SEC Chairman Gary Gensler said the rule was necessary as the size of the so-called “US sustainable investment universe” has grown to $17.1 trillion, according to one estimate.

“However, once an investor reads current information, it can be very difficult to understand what some funds mean when they say they are an ESG fund,” Gensler said. “There is also a risk that funds and investment advisors may mislead investors by exaggerating their ESG focus.”

Funds that integrate ESG factors alongside non-ESG factors should indicate how ESG is incorporated into the investment process, while ESG impact funds should indicate how they measure progress, the SEC said on the proposed rule.

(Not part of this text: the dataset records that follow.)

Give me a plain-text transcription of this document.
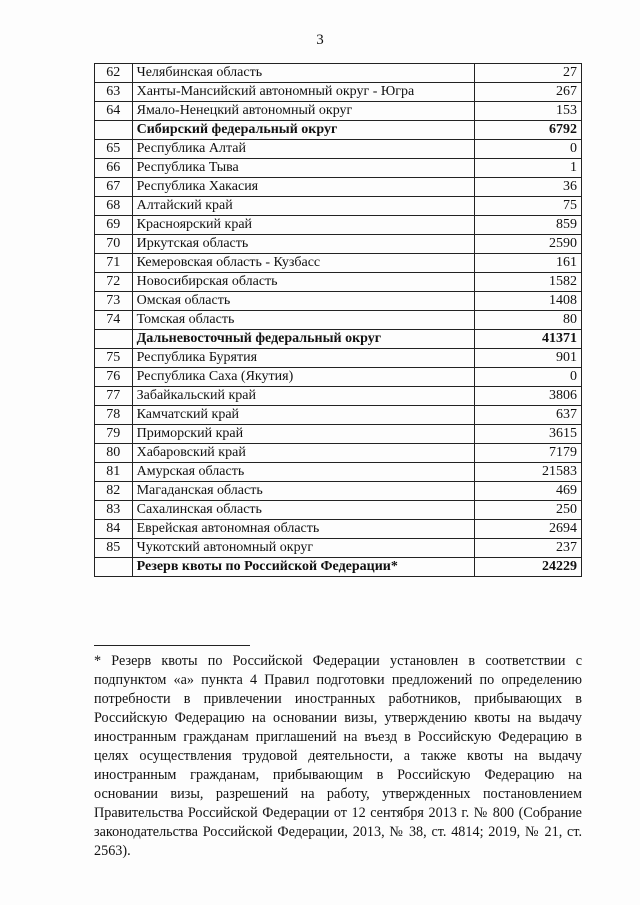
3
62	Челябинская область	27
63	Ханты-Мансийский автономный округ - Югра	267
64	Ямало-Ненецкий автономный округ	153
	Сибирский федеральный округ	6792
65	Республика Алтай	0
66	Республика Тыва	1
67	Республика Хакасия	36
68	Алтайский край	75
69	Красноярский край	859
70	Иркутская область	2590
71	Кемеровская область - Кузбасс	161
72	Новосибирская область	1582
73	Омская область	1408
74	Томская область	80
	Дальневосточный федеральный округ	41371
75	Республика Бурятия	901
76	Республика Саха (Якутия)	0
77	Забайкальский край	3806
78	Камчатский край	637
79	Приморский край	3615
80	Хабаровский край	7179
81	Амурская область	21583
82	Магаданская область	469
83	Сахалинская область	250
84	Еврейская автономная область	2694
85	Чукотский автономный округ	237
	Резерв квоты по Российской Федерации*	24229
* Резерв квоты по Российской Федерации установлен в соответствии с подпунктом «а» пункта 4 Правил подготовки предложений по определению потребности в привлечении иностранных работников, прибывающих в Российскую Федерацию на основании визы, утверждению квоты на выдачу иностранным гражданам приглашений на въезд в Российскую Федерацию в целях осуществления трудовой деятельности, а также квоты на выдачу иностранным гражданам, прибывающим в Российскую Федерацию на основании визы, разрешений на работу, утвержденных постановлением Правительства Российской Федерации от 12 сентября 2013 г. № 800 (Собрание законодательства Российской Федерации, 2013, № 38, ст. 4814; 2019, № 21, ст. 2563).
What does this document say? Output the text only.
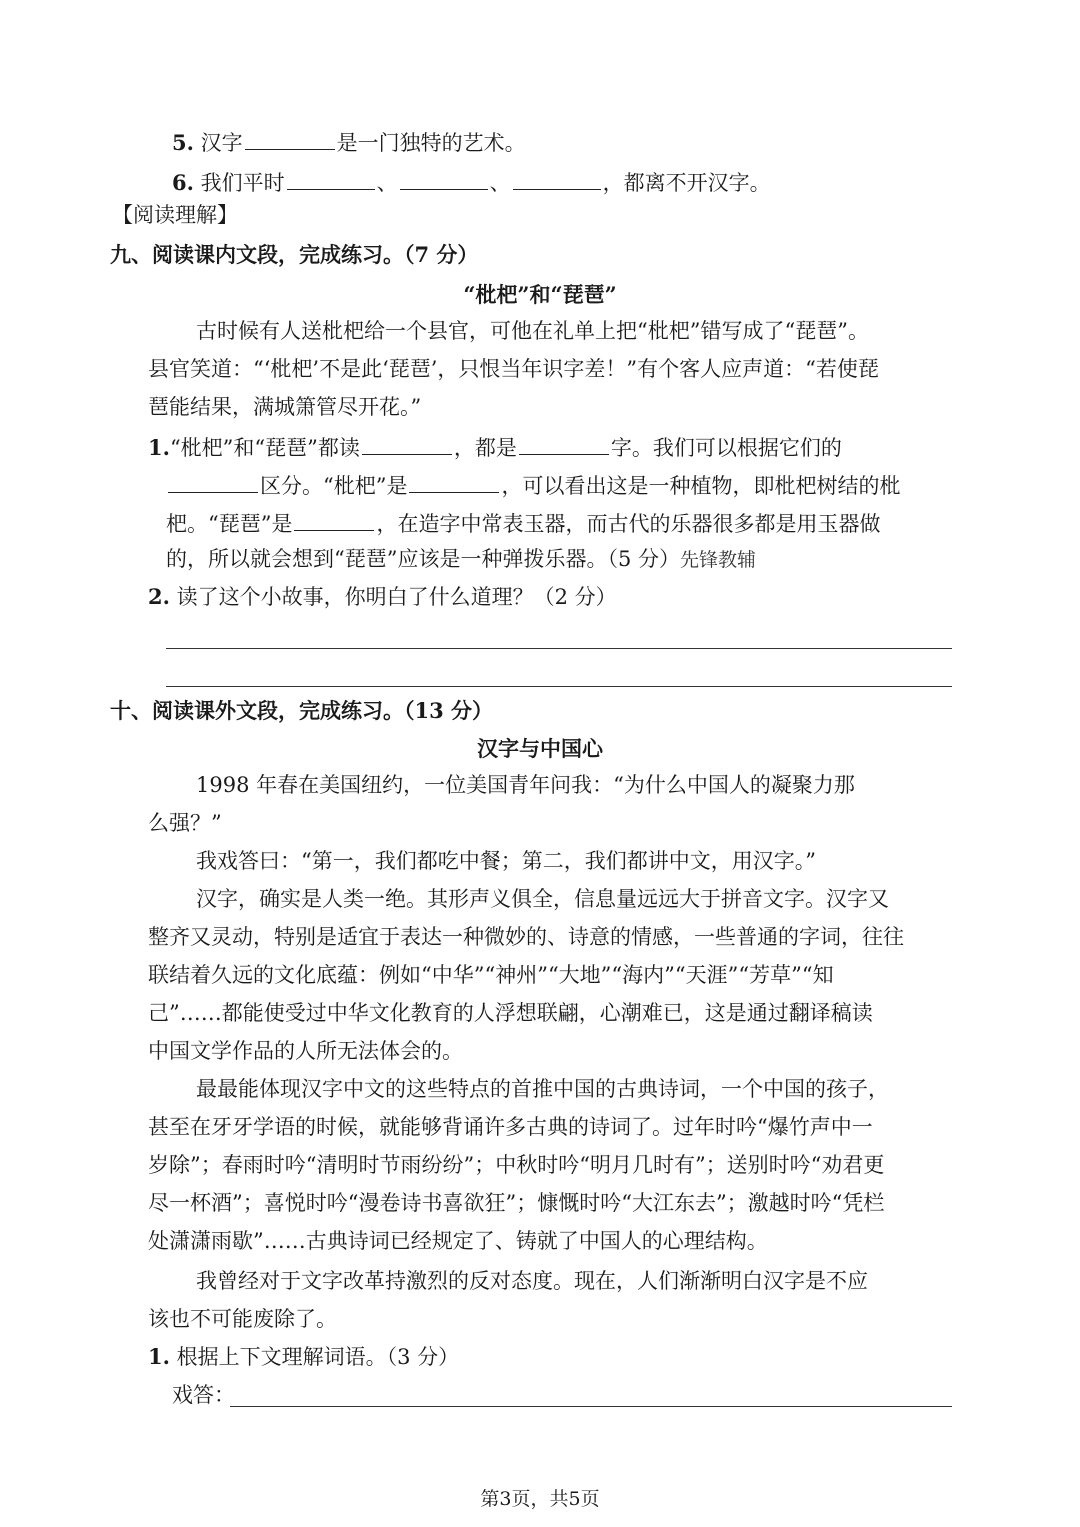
5. 汉字	是一门独特的艺术。
6. 我们平时	、	、	，都离不开汉字。
【阅读理解】
九、阅读课内文段，完成练习。（7 分）
“枇杷”和“琵琶”
古时候有人送枇杷给一个县官，可他在礼单上把“枇杷”错写成了“琵琶”。
县官笑道：“‘枇杷’不是此‘琵琶’，只恨当年识字差！”有个客人应声道：“若使琵
琶能结果，满城箫管尽开花。”
1.“枇杷”和“琵琶”都读	，都是	字。我们可以根据它们的
区分。“枇杷”是	，可以看出这是一种植物，即枇杷树结的枇
杷。“琵琶”是	，在造字中常表玉器，而古代的乐器很多都是用玉器做
的，所以就会想到“琵琶”应该是一种弹拨乐器。（5 分）先锋教辅
2. 读了这个小故事，你明白了什么道理？（2 分）
十、阅读课外文段，完成练习。（13 分）
汉字与中国心
1998 年春在美国纽约，一位美国青年问我：“为什么中国人的凝聚力那
么强？”
我戏答曰：“第一，我们都吃中餐；第二，我们都讲中文，用汉字。”
汉字，确实是人类一绝。其形声义俱全，信息量远远大于拼音文字。汉字又
整齐又灵动，特别是适宜于表达一种微妙的、诗意的情感，一些普通的字词，往往
联结着久远的文化底蕴：例如“中华”“神州”“大地”“海内”“天涯”“芳草”“知
己”……都能使受过中华文化教育的人浮想联翩，心潮难已，这是通过翻译稿读
中国文学作品的人所无法体会的。
最最能体现汉字中文的这些特点的首推中国的古典诗词，一个中国的孩子，
甚至在牙牙学语的时候，就能够背诵许多古典的诗词了。过年时吟“爆竹声中一
岁除”；春雨时吟“清明时节雨纷纷”；中秋时吟“明月几时有”；送别时吟“劝君更
尽一杯酒”；喜悦时吟“漫卷诗书喜欲狂”；慷慨时吟“大江东去”；激越时吟“凭栏
处潇潇雨歇”……古典诗词已经规定了、铸就了中国人的心理结构。
我曾经对于文字改革持激烈的反对态度。现在，人们渐渐明白汉字是不应
该也不可能废除了。
1. 根据上下文理解词语。（3 分）
戏答：
第3页，共5页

Funds that emphasize the environment should disclose the carbon footprint of their investments.

Against the proposal, SEC Commissioner Hester Peirce, a Republican commissioner who said she supported the idea of ​​tightening standards, but the new rules did not sufficiently define ESG.

The proposal “avoids explicitly defining E, S and G, but implicitly uses disclosure requirements to drive substantial changes in the ESG practices of funds and advisors,” she said. “Investors will pick up the tab for our latest ESG exploits without seeing much benefit.”

The SEC plans a 60-day public comment period on the proposal.